People in La Ruana in Michoacan state lined the main road to greet more than a dozen troop transports and heavily armed Humvees with applause and shouts of joy.
The town's supplies had been blocked after the Knights Templars cartel declared war on the hamlet. The cartel dominates much of the state, demanding extortion payments from businessmen and storeowners, and even low-wage workers.
In February, the town formed self-defense squads to kick the cartel out, drawing the wrath of the gang. Convoys of cartel gunmen attacked the town, which was forced to throw up stone barricades and build guard posts.
Supplies like gasoline, milk and cooking gas began to run low as cartel gunmen threatened to burn any trucks bringing in goods.
On Monday, hundreds of soldiers moved in, erecting checkpoints on the highway leading into La Ruana and setting up an operating base in the town.
"This war has been won!" Hipolito Mora, leader of the self-defense movement, told hundreds of cheering townspeople gathered along the main road, including dozens of self-defense patrol members wearing white T-shirts and carrying shotguns.
Mora said the town had agreed to stop community patrols and let the army take over security in La Ruana. But he said the community would keep its weapons and would start patrols again if the army left.
The idea that troops might come in and seize a town's weapons, or stay only a few weeks, worried people throughout the crime-ridden area. So in town after town along the main highway through Michoacan's hot lowlands known as the Tierra Caliente, self-defense squads welcomed the army's arrival, but vowed to keep their guns.
The highway is littered with the charred hulks of supply trucks, the smoking remains of burned-out sawmills and the fire-blackened walls of fruit warehouses set afire by the Knights Templars cartel in retaliation for the towns' rebellion.
In the nearby town of Buenavista, many of the masked, lightly armed self-defense patrol members manning a highway checkpoint said they welcomed the army—but vowed to resist any attempts to take their guns.
They hung a banner beside the roadway: "Gentlemen of the federal police and the Mexican army, we would prefer to die at your hands, than at those of these stupid, stinking scum," it said, referring to the cartel.

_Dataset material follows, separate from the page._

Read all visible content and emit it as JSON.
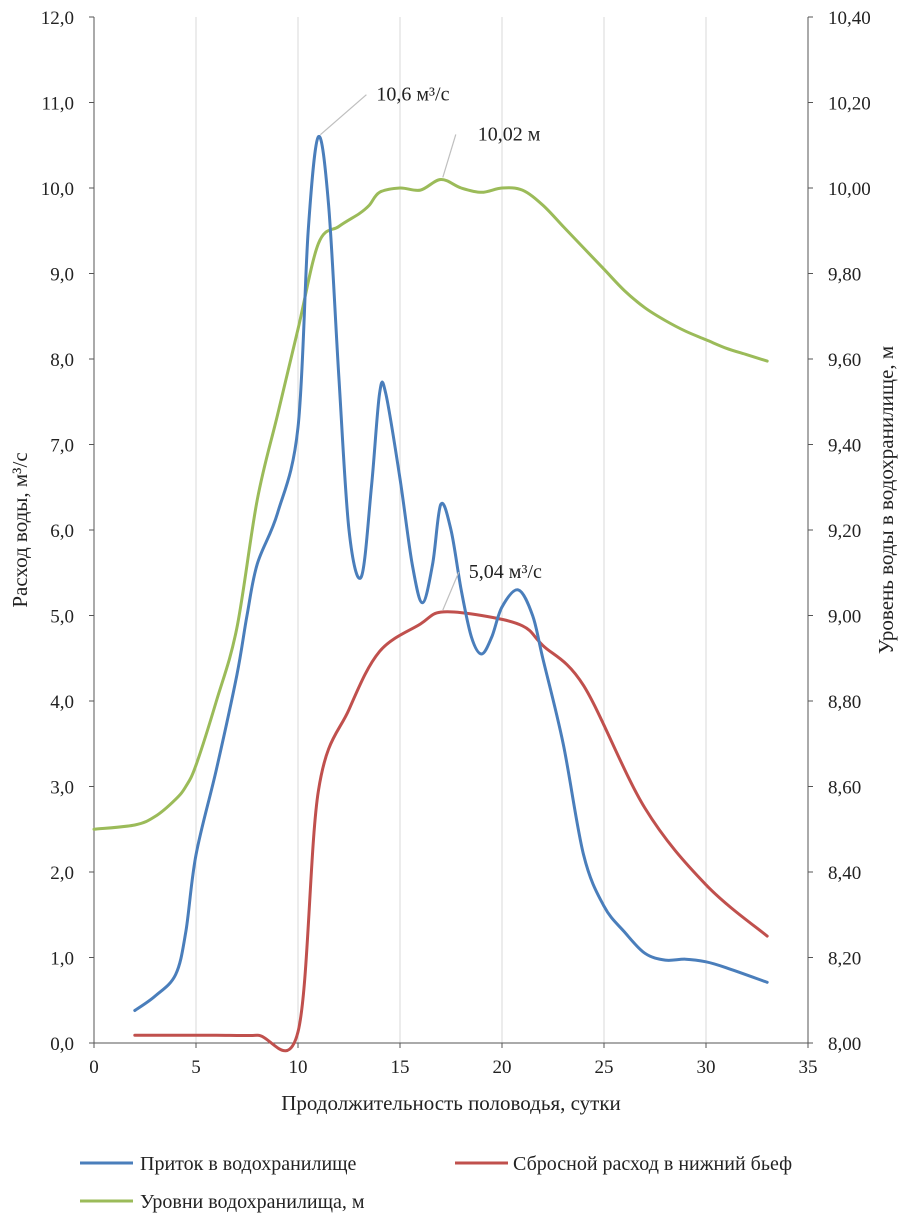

A healthy dose of skepticism remained about the chances of success for sending the army into Michoacan—a tactic that then-President Felipe Calderon used to launch his offensive against drug cartels in 2006.
The Michoacan-based Knights Templar is, by all accounts, at least as strong today as its predecessor cartel, the La Familia gang, was in 2006. Instead of attacking the cartel's strongholds in nearby cities like Apatzingan, the troops are fighting a sort of rear-guard action, protecting towns outside the main urban areas without going to the root of the problem.
Rafael Garcia Zamora, mayor of Coalcoman, a town largely cut off from the outside world after it formed its own self-defense force last week, said residents welcomed the arrival of troops, but worried the force might soon leave again and expose the town to the cartel's wrath.
"We don't doubt their ability," he said of the army. "But we need them to help us" root out the criminals and not let the cartel continue to grow.
"The government should have mobilized the army to do this 10 or 12 years ago," Garcia Zamora said.
"We have had temporary raids, with three or four thousand soldiers, but they come and they leave. And you know what? Every time after there is a raid, severed heads show up," he said, referring to drug cartel retaliation against those who help the army.
"People have the courage to speak up, but that has its consequences," he said.